$X, Y, Z$ square-integrable rvs. Let that $Z$ is $\sigma(Y)$-measurable and $X$ is not $\sigma(Y)$-measurable. Prove the equivalence of statements

Question

Let $X, Y, Z$ are square-integrable random variables. Let also that $Z$ is $\sigma(Y)$-measurable and $X$ is not $\sigma(Y)$-measurable.

Are the following statements equivalent?

1. $X-Z$ not correlate with any square-integrable $\sigma(Y)$-measurable random variable $W$
2. $X-Z$ is independent with any square-integrable $\sigma(Y)$-measurable random variable $W$

I tried to solve the problem through a conditional expectation, and used the fact that if $\mathbb E(X \mid Y) = const$ then $X$ and $Y$ are independent. It is also true in the opposite direction. But it seems that this does not work in general, and I am at a dead end.

Answer 1

The two conditions are not equivalent. The idea of the example below is taken from Dilip Sarwate's comment on this question.

Let $(X,Y)$ be uniform on the ball $B(0,1)$ in $\mathbb{R}^{2}$. That is, if $h$ is any bounded, continuous function in $\mathbb{R}^{2}$, then \begin{equation*} \mathbb{E}(h(X,Y)) = \omega_{2}^{-1} \int_{B(0,1)} h(x,y) \, dx \, dy, \end{equation*} where $\omega_{2}$ is the area of $B(0,1)$. Notice that $X$ and $Y$ are not independent.

Let $Z = 0$. Observe that (2) fails since $X - Z = X$ is not independent of $Y$, even while $Y$ is a square integrable $\sigma(Y)$-measurable random variable.
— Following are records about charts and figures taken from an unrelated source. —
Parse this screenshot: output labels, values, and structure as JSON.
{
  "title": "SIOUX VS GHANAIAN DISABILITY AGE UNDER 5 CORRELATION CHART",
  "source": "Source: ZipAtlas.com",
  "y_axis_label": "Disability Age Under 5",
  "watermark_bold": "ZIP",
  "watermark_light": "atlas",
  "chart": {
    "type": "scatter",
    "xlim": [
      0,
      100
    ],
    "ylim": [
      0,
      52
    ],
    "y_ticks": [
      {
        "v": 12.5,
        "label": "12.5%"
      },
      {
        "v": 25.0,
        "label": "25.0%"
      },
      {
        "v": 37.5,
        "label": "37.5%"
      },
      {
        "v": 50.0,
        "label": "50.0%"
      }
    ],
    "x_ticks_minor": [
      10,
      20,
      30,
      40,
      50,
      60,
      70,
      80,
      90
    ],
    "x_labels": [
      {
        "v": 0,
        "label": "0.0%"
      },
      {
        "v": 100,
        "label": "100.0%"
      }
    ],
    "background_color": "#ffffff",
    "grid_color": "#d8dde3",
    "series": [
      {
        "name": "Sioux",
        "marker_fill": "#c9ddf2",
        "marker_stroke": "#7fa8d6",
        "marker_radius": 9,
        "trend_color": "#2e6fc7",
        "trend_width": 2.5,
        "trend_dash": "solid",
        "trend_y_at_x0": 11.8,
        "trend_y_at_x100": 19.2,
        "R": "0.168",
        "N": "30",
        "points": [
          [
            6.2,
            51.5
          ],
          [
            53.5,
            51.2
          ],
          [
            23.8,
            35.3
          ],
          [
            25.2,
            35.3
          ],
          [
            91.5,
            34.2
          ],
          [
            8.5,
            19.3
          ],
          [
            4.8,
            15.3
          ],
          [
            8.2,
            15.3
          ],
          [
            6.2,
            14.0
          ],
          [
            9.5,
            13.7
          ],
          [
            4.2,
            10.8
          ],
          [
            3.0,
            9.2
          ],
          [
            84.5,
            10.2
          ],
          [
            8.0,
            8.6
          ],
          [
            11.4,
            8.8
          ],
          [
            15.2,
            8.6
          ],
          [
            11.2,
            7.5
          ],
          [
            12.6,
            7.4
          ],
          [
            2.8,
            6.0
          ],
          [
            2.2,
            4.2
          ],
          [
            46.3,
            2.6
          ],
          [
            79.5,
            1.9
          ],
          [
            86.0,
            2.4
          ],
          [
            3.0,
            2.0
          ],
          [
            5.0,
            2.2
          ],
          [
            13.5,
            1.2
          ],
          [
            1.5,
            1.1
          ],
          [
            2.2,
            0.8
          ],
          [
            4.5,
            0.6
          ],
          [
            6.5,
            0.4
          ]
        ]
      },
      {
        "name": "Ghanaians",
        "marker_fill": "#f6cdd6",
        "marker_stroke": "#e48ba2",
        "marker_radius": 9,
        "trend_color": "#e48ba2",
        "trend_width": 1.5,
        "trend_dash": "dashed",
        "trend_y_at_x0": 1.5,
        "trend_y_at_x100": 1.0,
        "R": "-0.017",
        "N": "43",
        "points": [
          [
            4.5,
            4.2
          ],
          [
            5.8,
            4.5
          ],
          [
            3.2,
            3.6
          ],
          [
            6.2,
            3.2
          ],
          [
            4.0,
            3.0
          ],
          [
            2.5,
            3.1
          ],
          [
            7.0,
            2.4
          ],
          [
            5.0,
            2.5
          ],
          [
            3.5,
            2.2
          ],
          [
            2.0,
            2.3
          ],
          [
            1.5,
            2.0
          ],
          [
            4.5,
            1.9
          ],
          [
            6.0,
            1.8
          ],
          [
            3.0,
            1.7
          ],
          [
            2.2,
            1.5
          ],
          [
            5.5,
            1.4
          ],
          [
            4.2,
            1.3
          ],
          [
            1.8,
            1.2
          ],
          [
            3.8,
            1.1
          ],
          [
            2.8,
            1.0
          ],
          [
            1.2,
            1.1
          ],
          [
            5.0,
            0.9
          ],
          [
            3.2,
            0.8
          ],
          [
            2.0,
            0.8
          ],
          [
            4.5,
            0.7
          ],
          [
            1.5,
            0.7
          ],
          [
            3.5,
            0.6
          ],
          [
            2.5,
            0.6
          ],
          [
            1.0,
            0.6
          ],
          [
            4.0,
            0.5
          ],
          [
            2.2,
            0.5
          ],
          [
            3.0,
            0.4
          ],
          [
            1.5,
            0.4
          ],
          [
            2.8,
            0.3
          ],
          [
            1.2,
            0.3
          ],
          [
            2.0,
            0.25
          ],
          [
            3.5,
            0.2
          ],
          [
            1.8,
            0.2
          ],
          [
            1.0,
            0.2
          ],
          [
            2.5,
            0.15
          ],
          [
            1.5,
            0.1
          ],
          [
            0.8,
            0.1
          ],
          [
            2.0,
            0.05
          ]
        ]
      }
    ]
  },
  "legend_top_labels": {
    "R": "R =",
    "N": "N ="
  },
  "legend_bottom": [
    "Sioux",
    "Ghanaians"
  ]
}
Recall that $W$ is $\sigma(Y)$-measurable if and only if there is a Borel function $k : \mathbb{R} \to \mathbb{R}$ such that $W = k(Y)$. It follows that (1) holds. Indeed, given such a square integrable $W$, we can write \begin{equation*} \mathbb{E}((X - Z)W) = \mathbb{E}(XW) = \omega_{2}^{-1} \int_{B(0,1)} x k(y) \, dx \, dy = \omega_{2}^{-1} \int_{-1}^{1} \left[ \int_{-\sqrt{1 - y^{2}}}^{\sqrt{1 - y^{2}}} x \, dx \right] k(y) \, dy = 0. \end{equation*}

This gives an example where (1) holds, but (2) does not.

Answer 2

This example is another form of idea from Peter Morfe's answer.

Put $Y = \pm 1$ with probability $\frac12$, $\xi$ is independent of $Y$ and has the same distribution, $X = \xi (Y+1)$, $Z=0$, $W_0 = Y$.

It's easy to see that $X-Z = X$ and $W_0 = Y$ are dependent: if $Y=-1$ we have $X = 0$ a.s. and if $Y=1$ then $X \ne 0$ a.s. Hence second statement is false.

But $$E(X-Z)W = EXW = E \xi Y W = E E(\xi Y W| Y) = E YW (E (\xi | Y)) = E YW (E \xi) = 0$$ and hence the first statement is true.

It follows that conditions 1 and 2 are not equivalent.